23. The RNA scaffold according to any one of claims 13 to 22, wherein one or more RNA motifs are selected from the following aptamers: MS2, Ku, PP7, SfMu, and Sm7.

24. The RNA scaffold according to claim 22 or 23, wherein the MS2 aptamer binds to the MCP protein.

25. The RNA scaffold according to claim 23, wherein the MS2 aptamer is wild-type MS2, mutant MS2, or a variant thereof.

26. The RNA scaffold according to claim 25, wherein mutant MS2 is a C-5, F-5 hybrid and / or an F-5 mutant.

27. The RNA scaffold according to any one of claims 1 to 26, wherein the RNA motif mobilizes an effector module.

28. The RNA scaffold according to claim 27, wherein the effector module includes an RNA-binding domain capable of binding to an RNA motif and an effector domain.

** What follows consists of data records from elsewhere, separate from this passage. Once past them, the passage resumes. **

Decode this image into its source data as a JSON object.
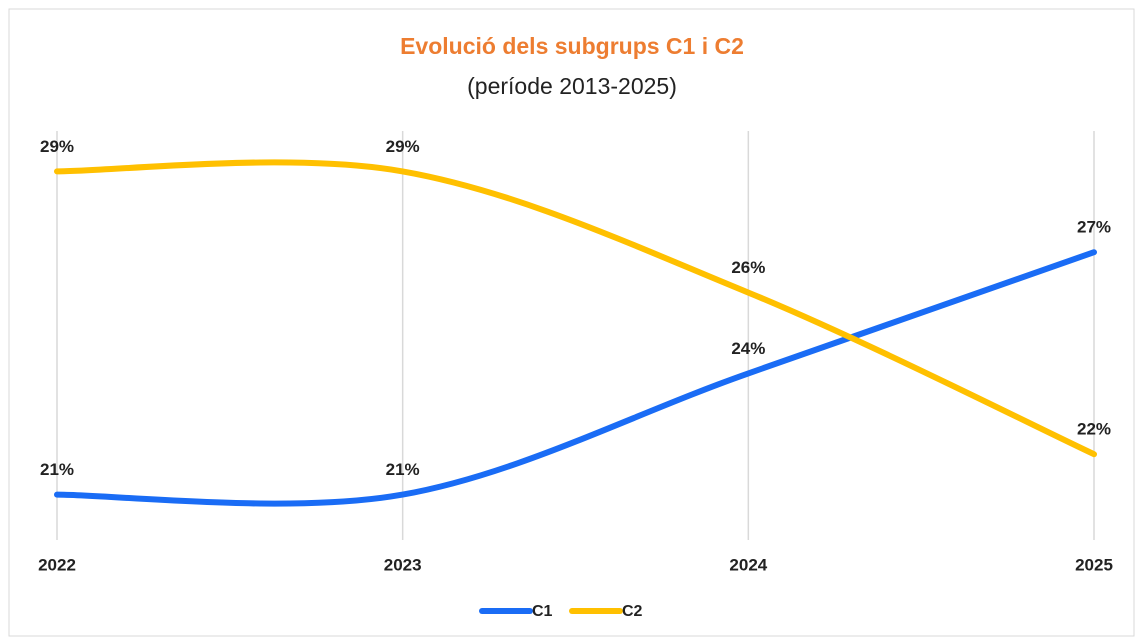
{
  "chart_data": {
    "type": "line",
    "title": "Evolució dels subgrups C1 i C2",
    "subtitle": "(període 2013-2025)",
    "categories": [
      "2022",
      "2023",
      "2024",
      "2025"
    ],
    "series": [
      {
        "name": "C1",
        "color": "#1a6cf5",
        "values": [
          21,
          21,
          24,
          27
        ],
        "value_labels": [
          "21%",
          "21%",
          "24%",
          "27%"
        ]
      },
      {
        "name": "C2",
        "color": "#ffc000",
        "values": [
          29,
          29,
          26,
          22
        ],
        "value_labels": [
          "29%",
          "29%",
          "26%",
          "22%"
        ]
      }
    ],
    "ylim": [
      20,
      30
    ],
    "smooth": true,
    "grid": true,
    "legend": "bottom"
  }
}
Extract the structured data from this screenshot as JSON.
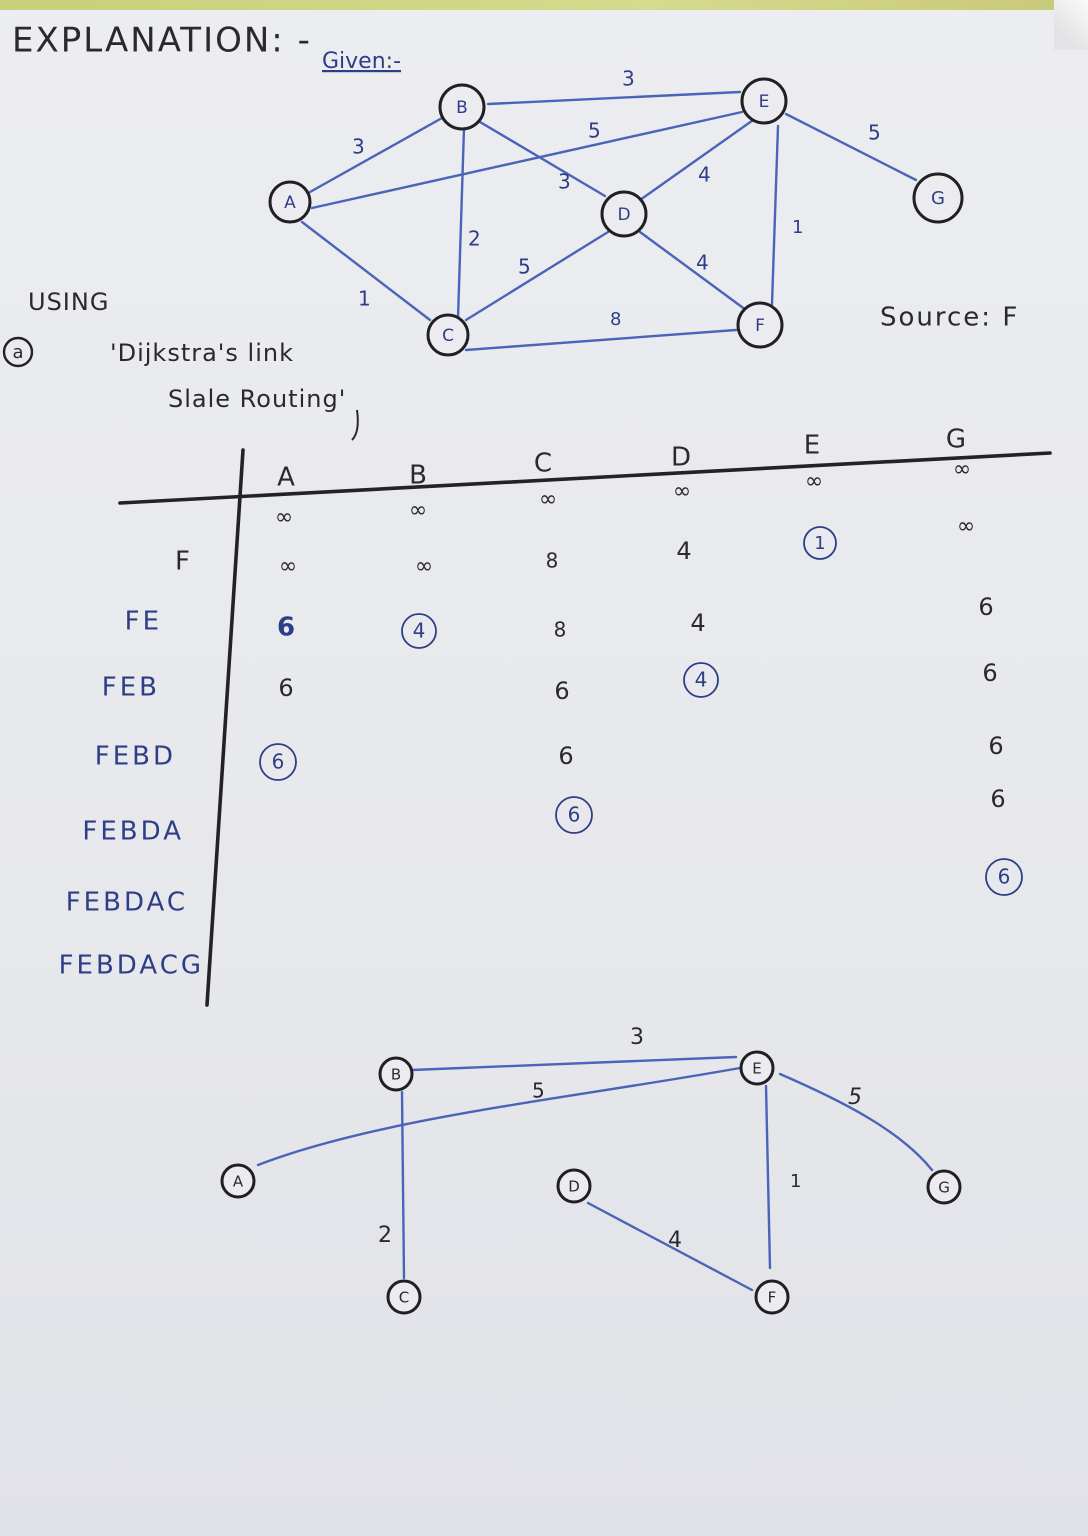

29. The RNA scaffold according to claim 28, wherein the effector domain is selected from reporters, tags, molecules, proteins, microparticles, and nanoparticles.

30. The RNA scaffold according to claim 28, wherein the effector domain is a DNA modifying enzyme.

31. The RNA scaffold according to claim 30, wherein the DNA modifying enzyme is selected from AID, CDA, ABOBEC1, ABOBEC3A, ABOBEC3B, ABOBEC3C, ABOBEC3D, ABOBEC3F, or other ABOBEC family enzymes, ADA, ADAR family enzymes, or tRNA adenosine deaminase.

32. An RNA scaffold according to any one of claims 1 to 31, comprising a sequence selected from the sequences in Table 4.

33. The RNA scaffold according to any one of claims 1 to 32, wherein the RNA motif has a sequence selected from sequence numbers 21 to 24.